As Lead UX Designer for Best Buy's in-house Machine Learning (ML) testing engine, APEX, I tackled a critical challenge: ML tests frequently failed without clear indicators of data source errors, leading to significant inefficiencies and delays.
APEX users needed robust monitoring to track data accuracy and reliability throughout the ML test lifecycle. My role was to transform this complex problem into an intuitive user experience.
After a successful Service Blueprinting exercise, I led a 5-day Google Design Sprint to address data health monitoring. It was inspiring to guide a multidisciplinary team, including 3 Product Managers, a Director of Engineering, a Lead Data Scientist, and 8 Engineers, through the design toolkit.
My initial presentation aligned the team on goals and agenda, ensuring an energized and collaborative start to the exercise.
Day 1 focused on understanding. Through Lightning Talks and a Monitoring Demonstration, we leveraged diverse team experiences to map the user journey. This fostered a shared understanding of each user’s testing experience, revealing insights the team hadn't collectively acknowledged before.
I facilitated discussions, synthesizing notes live to encourage fruitful conversation. We achieved alignment on the true experience of running and monitoring a test, incorporating multiple perspectives on each phase. This day was incredibly enlightening, providing crucial context for the product's cognitive complexity.
Day 2 focused on defining our path. We synthesized Day 1 learnings to craft an ideal user story, establish success hypotheses, and outline the "Golden Path."
Team proposals revealed significant user segmentation: developers, data scientists, and product owners each needed different signals and analyses. Prioritizing which data to surface for immediate action was key, as each role had varying definitions of "data health."
I used a "Jobs to Be Done" approach to understand how users accessed metrics. By color-coding metrics based on priority and technical feasibility, we aligned on a needs hierarchy. This informed our Golden Path, reflecting current monitoring and alerting protocols.
Sketch day is always a highlight, often revealing brilliant ideas from unexpected sources. A key idea emerged for a test overlay panel, or widget, a pattern I was already exploring. The Crazy 8’s exercise powerfully visualized data relationships, confirmed my interaction pattern hypothesis, and deepened our shared understanding of each user's journey.

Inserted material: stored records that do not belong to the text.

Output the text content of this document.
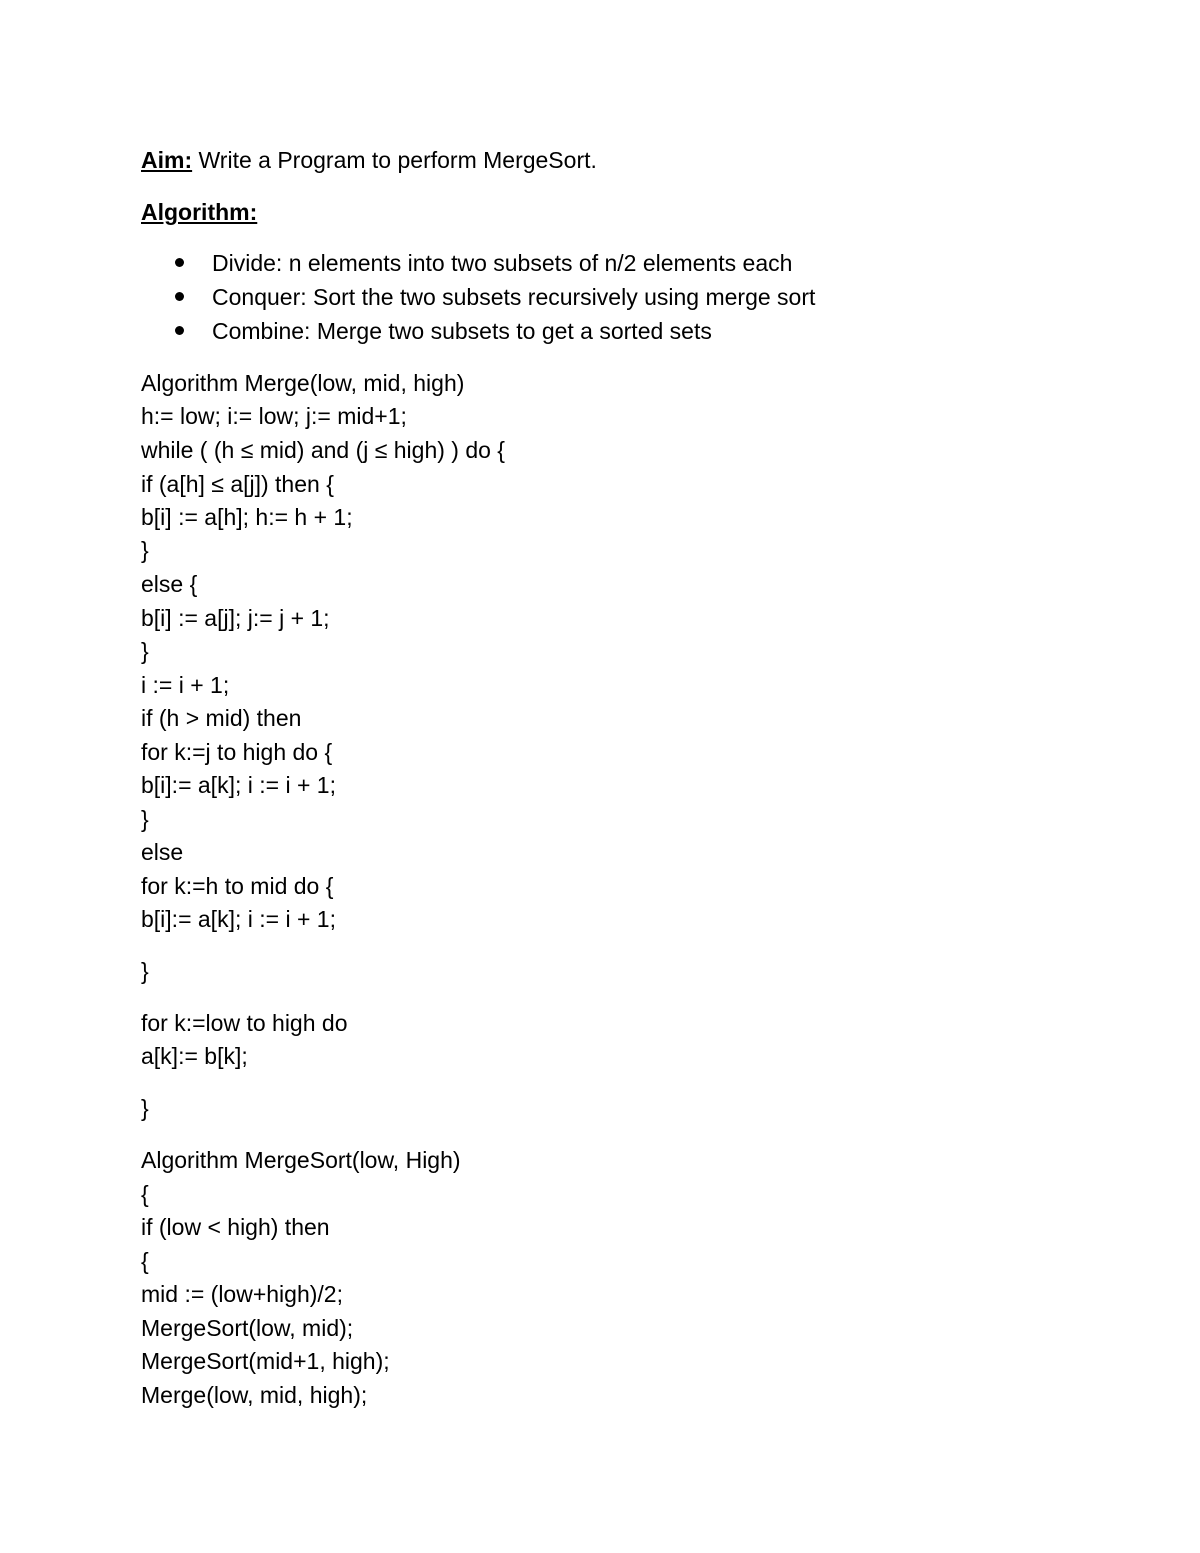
Aim: Write a Program to perform MergeSort.

Algorithm:

Divide: n elements into two subsets of n/2 elements each

Conquer: Sort the two subsets recursively using merge sort

Combine: Merge two subsets to get a sorted sets

Algorithm Merge(low, mid, high)

h:= low; i:= low; j:= mid+1;

while ( (h ≤ mid) and (j ≤ high) ) do {

if (a[h] ≤ a[j]) then {

b[i] := a[h]; h:= h + 1;

}

else {

b[i] := a[j]; j:= j + 1;

}

i := i + 1;

if (h > mid) then

for k:=j to high do {

b[i]:= a[k]; i := i + 1;

}

else

for k:=h to mid do {

b[i]:= a[k]; i := i + 1;

}

for k:=low to high do

a[k]:= b[k];

}

Algorithm MergeSort(low, High)

{

if (low < high) then

{

mid := (low+high)/2;

MergeSort(low, mid);

MergeSort(mid+1, high);

Merge(low, mid, high);
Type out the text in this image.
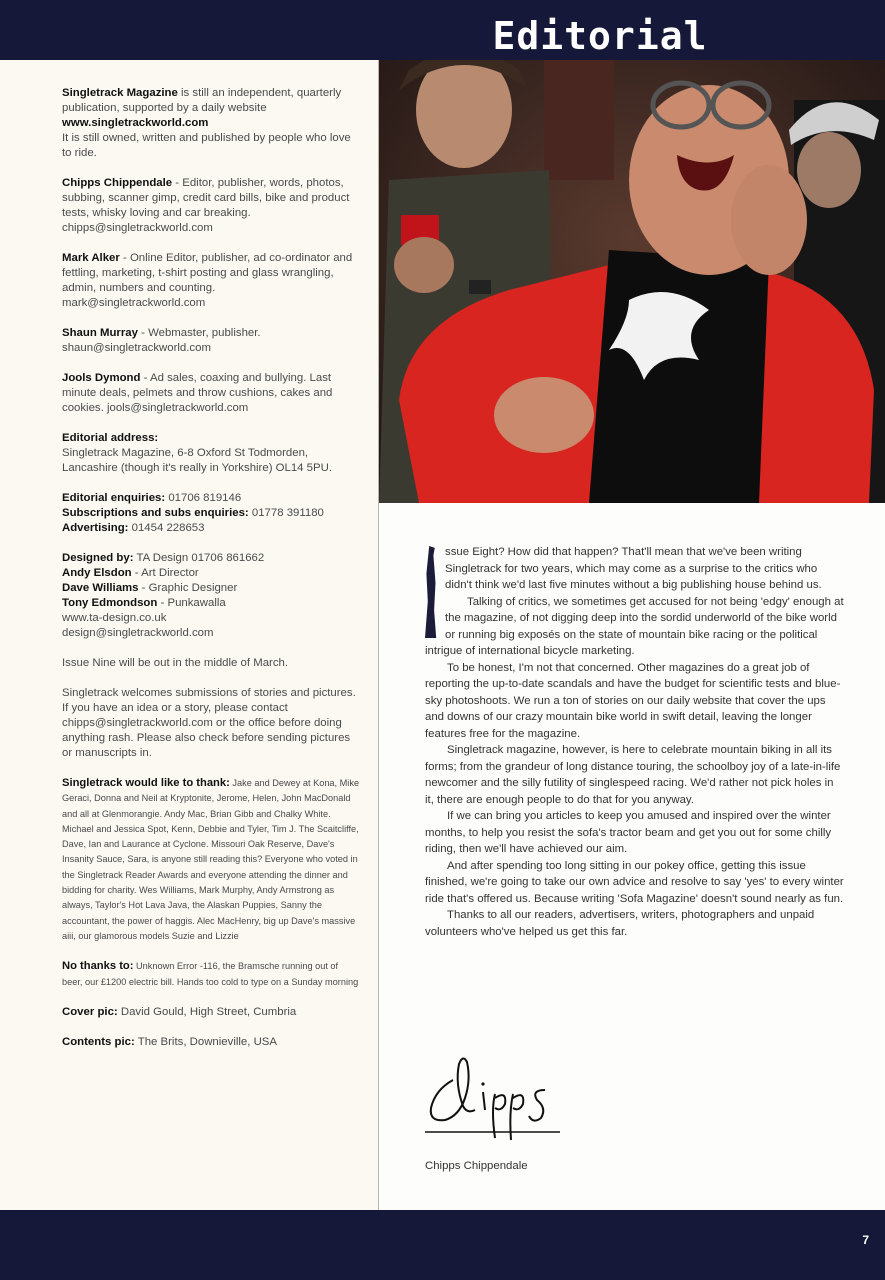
Editorial

Singletrack Magazine is still an independent, quarterly publication, supported by a daily website
www.singletrackworld.com
It is still owned, written and published by people who love to ride.

Chipps Chippendale - Editor, publisher, words, photos, subbing, scanner gimp, credit card bills, bike and product tests, whisky loving and car breaking. chipps@singletrackworld.com

Mark Alker - Online Editor, publisher, ad co-ordinator and fettling, marketing, t-shirt posting and glass wrangling, admin, numbers and counting. mark@singletrackworld.com

Shaun Murray - Webmaster, publisher. shaun@singletrackworld.com

Jools Dymond - Ad sales, coaxing and bullying. Last minute deals, pelmets and throw cushions, cakes and cookies. jools@singletrackworld.com

Editorial address:
Singletrack Magazine, 6-8 Oxford St Todmorden, Lancashire (though it's really in Yorkshire) OL14 5PU.

Editorial enquiries: 01706 819146
Subscriptions and subs enquiries: 01778 391180
Advertising: 01454 228653

Designed by: TA Design 01706 861662
Andy Elsdon - Art Director
Dave Williams - Graphic Designer
Tony Edmondson - Punkawalla
www.ta-design.co.uk
design@singletrackworld.com

Issue Nine will be out in the middle of March.

Singletrack welcomes submissions of stories and pictures. If you have an idea or a story, please contact chipps@singletrackworld.com or the office before doing anything rash. Please also check before sending pictures or manuscripts in.

Singletrack would like to thank: Jake and Dewey at Kona, Mike Geraci, Donna and Neil at Kryptonite, Jerome, Helen, John MacDonald and all at Glenmorangie. Andy Mac, Brian Gibb and Chalky White. Michael and Jessica Spot, Kenn, Debbie and Tyler, Tim J. The Scaitcliffe, Dave, Ian and Laurance at Cyclone. Missouri Oak Reserve, Dave's Insanity Sauce, Sara, is anyone still reading this? Everyone who voted in the Singletrack Reader Awards and everyone attending the dinner and bidding for charity. Wes Williams, Mark Murphy, Andy Armstrong as always, Taylor's Hot Lava Java, the Alaskan Puppies, Sanny the accountant, the power of haggis. Alec MacHenry, big up Dave's massive aiii, our glamorous models Suzie and Lizzie

No thanks to: Unknown Error -116, the Bramsche running out of beer, our £1200 electric bill. Hands too cold to type on a Sunday morning

Cover pic: David Gould, High Street, Cumbria

Contents pic: The Brits, Downieville, USA

ssue Eight? How did that happen? That'll mean that we've been writing Singletrack for two years, which may come as a surprise to the critics who didn't think we'd last five minutes without a big publishing house behind us.

Talking of critics, we sometimes get accused for not being 'edgy' enough at the magazine, of not digging deep into the sordid underworld of the bike world or running big exposés on the state of mountain bike racing or the political intrigue of international bicycle marketing.

To be honest, I'm not that concerned. Other magazines do a great job of reporting the up-to-date scandals and have the budget for scientific tests and blue-sky photoshoots. We run a ton of stories on our daily website that cover the ups and downs of our crazy mountain bike world in swift detail, leaving the longer features free for the magazine.

Singletrack magazine, however, is here to celebrate mountain biking in all its forms; from the grandeur of long distance touring, the schoolboy joy of a late-in-life newcomer and the silly futility of singlespeed racing. We'd rather not pick holes in it, there are enough people to do that for you anyway.

If we can bring you articles to keep you amused and inspired over the winter months, to help you resist the sofa's tractor beam and get you out for some chilly riding, then we'll have achieved our aim.

And after spending too long sitting in our pokey office, getting this issue finished, we're going to take our own advice and resolve to say 'yes' to every winter ride that's offered us. Because writing 'Sofa Magazine' doesn't sound nearly as fun.

Thanks to all our readers, advertisers, writers, photographers and unpaid volunteers who've helped us get this far.

Chipps Chippendale
7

We solidified that developers needed high-level data health indicators for quick problem identification (Action or Trial metrics). Data analysts required specific Trial-to-Action information in order to do research for a solution. Future considerations included supporting the Digital Product Owner/Designer with critical, clearly surfaced information for accurate reporting.
On Day 4, I synthesized insights to create wireframes and designs using our Internal Tools Pattern Library. I focused on two key interaction patterns:
I designed flows for both healthy and data-failure scenarios, wireframing the Decision Health Details page with careful attention to information hierarchy that we'd discussed the day before.
Usability sessions with our Senior Developer and Data Scientist confirmed the monitoring widget's utility and the color highlighting patterns. Users found sufficient information in the detailed monitor to launch their problem-solving workflows. Feedback on font size and the split utility of the Monitoring Details template page (engineering (data configuration) vs. data science (trial details)) confirmed my sprint predictions on user segmentation.
On "Define Day," I shared usability results and interaction patterns, focusing on defining requirements and 'Data Health.' Live documentation editing reinforced the importance of 'Source of Truth' documentation, a theme from earlier Service Blueprinting.
We created diagrammatic groupings of metrics based on interface type and priority (e.g., Strategy Specific, Trial Specific), establishing foundational documentation for the APEX Experience and ML Engineering ecosystem.
Our engagement concluded with a formal Design Brief. While discussions were fruitful, we continued to refine data metrics hierarchy and display requirements for ML Test (Decision) data health.
Crucially, the **At-A-Glance widget successfully addressed the immediate need for monitoring crucial Decision metrics** before test failures. This reduced issue identification and reaction time from weeks to minutes (or a day at most), effectively preventing client awareness of data issues and enhancing product reliability.